Poetikprofessur 2009: Wilhelm Genazino

Wilhelm Genazino, der Büchner-Preisträger von 2004, übernimmt die diesjährige Bamberger Poetikprofessur.

Genazino gehört zu den renommiertesten und zugleich bekanntesten Autoren der Gegenwart, hat Theaterstücke, verschiedene Reden und Essays, insbesondere aber ein äußerst umfangreiches Romanwerk veröffentlicht, zuletzt „Das Glück in glücksfernen Zeiten“ (2009).

Im Rahmen von vier Abendvorträgen im Juni/Juli wird Wilhelm Genazino Ausschnitte aus seinem Gesamtwerk vorstellen, kommentieren und jeweils am Morgen danach seine Ausführungen gemeinsam mit Studierenden in einem Autorenseminar diskutieren.

Die Poetikprofessur endet mit einem wissenschaftlichen Kolloquium am 17. und 18. Juli zum Werk Genazinos, an dem Literaturwissenschaftler aus dem In- und Ausland, Vertreter des zeitgenössischen Literaturbetriebs und der Autor selbst teilnehmen werden.
 

Termine der Vorträge im Rahmen der Poetikprofessur mit Wilhelm Genazino:


18. Juni 2009     Melancholische Renitenz

Einen Nachbericht zum ersten Vortrag finden Sie hier.

02. Juli 2009     Beiseite stehen und Luft holen

09. Juli 2009     Ironie als Notausgang

16. Juli 2009     Der Roman als Delirium

Die Vorträge finden jeweils um 20 Uhr s.t. im Hörsaal U7/105 statt. Der Eintritt ist frei.

Hier finden Sie einen Beitrag von Bayern 2 zu Wilhelm Genazinos Poetikprofessur in Bamberg.

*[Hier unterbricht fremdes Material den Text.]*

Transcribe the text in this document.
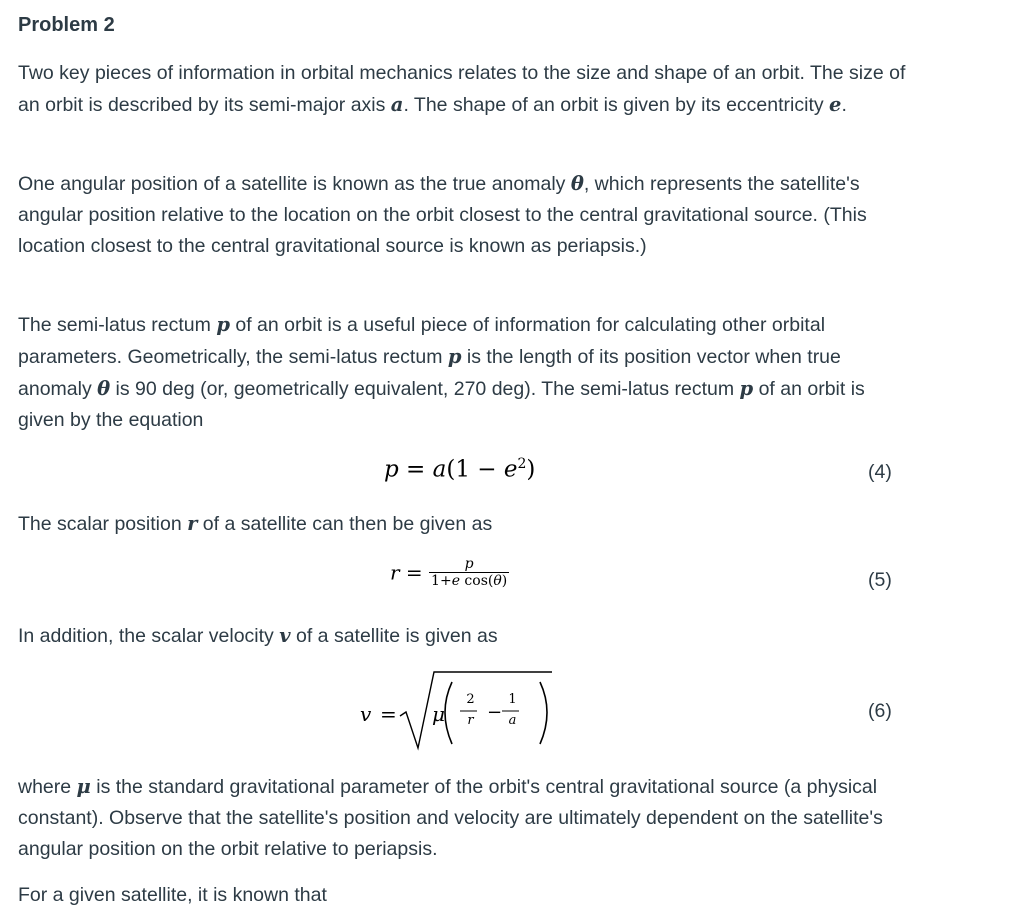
Problem 2
Two key pieces of information in orbital mechanics relates to the size and shape of an orbit. The size of an orbit is described by its semi-major axis a. The shape of an orbit is given by its eccentricity e.
One angular position of a satellite is known as the true anomaly θ, which represents the satellite's angular position relative to the location on the orbit closest to the central gravitational source. (This location closest to the central gravitational source is known as periapsis.)
The semi-latus rectum p of an orbit is a useful piece of information for calculating other orbital parameters. Geometrically, the semi-latus rectum p is the length of its position vector when true anomaly θ is 90 deg (or, geometrically equivalent, 270 deg). The semi-latus rectum p of an orbit is given by the equation
$p = a(1 - e^2)$	(4)
The scalar position r of a satellite can then be given as
$r = \frac{p}{\text{1+e cos(θ)}}$	(5)
In addition, the scalar velocity v of a satellite is given as
v = μ
2
r −
1
a	(6)
where μ is the standard gravitational parameter of the orbit's central gravitational source (a physical constant). Observe that the satellite's position and velocity are ultimately dependent on the satellite's angular position on the orbit relative to periapsis.
For a given satellite, it is known that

Organisiert wird die diesjährige Poetikprofessur von Prof. Dr. Friedhelm Marx (Lehrstuhl für Neuere deutsche Literaturwissenschaft) und Prof. Dr. Andrea Bartl (Professur für Neuere deutsche Literaturwissenschaft).

 

Wilhelm Genazino, geboren 1943 in Mannheim, studierte Germanistik, Soziologie und Philosophie an der Johann Wolfgang Goethe-Universität in Frankfurt und war zunächst als Redakteur und Herausgeber für verschiedene Zeitungen und Zeitschriften tätig. Seit 1971 arbeitet er als freier Schriftsteller und wurde für sein umfangreiches Werk mit zahlreichen Preisen ausgezeichnet, darunter der Fontane-Preis (2003), der Georg-Büchner-Preis (2004) und der Heinrich-von-Kleist-Preis (2007). Als ‚poet in residence‘ lehrte Genazino zwei Semester lang an der Universität Essen, übernahm 1997/98 eine poetologische Gastdozentur an der Universität Paderborn und veröffentlichte 2006 seine Frankfurter Poetik-Vorlesungen unter dem Titel Die Belebung der toten Winkel.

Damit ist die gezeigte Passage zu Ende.